Washington, D.C.—Standing behind American consumers, on January 20 the Consumer Financial Protection Bureau (CFPB) announced that it will implement the Electronic Fund Transfer Act, providing enhanced protection and disclosure to consumers who send money to other countries.

The remittance market has historically been loosely regulated, presenting a number of challenges to customers—especially Latinos, who have paid a particularly high cost. In 2009, immigrants from Mexico wired approximately $22.87 billion in remittances, and spent an estimated $1.5 billion in fees and other costs in performing these transactions. With little to no oversight, consumers had virtually no protection to ensure that the remittance process was fair and transparent.
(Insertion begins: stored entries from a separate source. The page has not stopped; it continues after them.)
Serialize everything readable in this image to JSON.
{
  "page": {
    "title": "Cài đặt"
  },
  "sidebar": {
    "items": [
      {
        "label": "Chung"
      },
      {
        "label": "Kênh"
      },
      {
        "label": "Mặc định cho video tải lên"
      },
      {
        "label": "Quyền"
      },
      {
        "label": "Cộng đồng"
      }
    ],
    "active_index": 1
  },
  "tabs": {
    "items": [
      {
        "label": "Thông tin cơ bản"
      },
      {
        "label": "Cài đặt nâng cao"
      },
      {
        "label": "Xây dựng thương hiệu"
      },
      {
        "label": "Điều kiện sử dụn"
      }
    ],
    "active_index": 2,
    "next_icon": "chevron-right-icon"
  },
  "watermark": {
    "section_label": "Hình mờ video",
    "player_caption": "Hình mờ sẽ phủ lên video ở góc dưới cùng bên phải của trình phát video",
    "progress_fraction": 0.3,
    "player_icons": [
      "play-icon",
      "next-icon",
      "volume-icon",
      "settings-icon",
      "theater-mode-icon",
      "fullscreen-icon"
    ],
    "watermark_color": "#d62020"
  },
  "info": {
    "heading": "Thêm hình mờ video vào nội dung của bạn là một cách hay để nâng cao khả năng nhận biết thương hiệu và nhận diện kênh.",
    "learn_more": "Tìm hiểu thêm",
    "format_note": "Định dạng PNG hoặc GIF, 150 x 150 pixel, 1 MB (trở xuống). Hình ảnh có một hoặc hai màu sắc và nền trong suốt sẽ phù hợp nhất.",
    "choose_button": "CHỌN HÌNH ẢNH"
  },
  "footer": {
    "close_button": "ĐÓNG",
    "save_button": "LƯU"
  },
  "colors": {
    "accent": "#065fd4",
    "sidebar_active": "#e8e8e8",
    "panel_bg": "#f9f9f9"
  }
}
NCLR (National Council of La Raza) applauds the CFBP for taking much-needed action and implementing the new regulations on remittances, which certainly benefit Latino consumers. The new provisions require that:

  • Financial institutions must provide full disclosure to consumers before accepting payment
  • Disclosures must include the exchange rate, fees, and the amount of money to be delivered
  • Proof of payment, along with the date the money will be received, must also be provided to the consumer
  • Companies providing remittance transfers are responsible for any errors that occur

NCLR believes that the new regulations are an important step toward greater financial protection for America’s families and consumers and will work with the CFPB to push for increased accountability and transparency among financial institutions.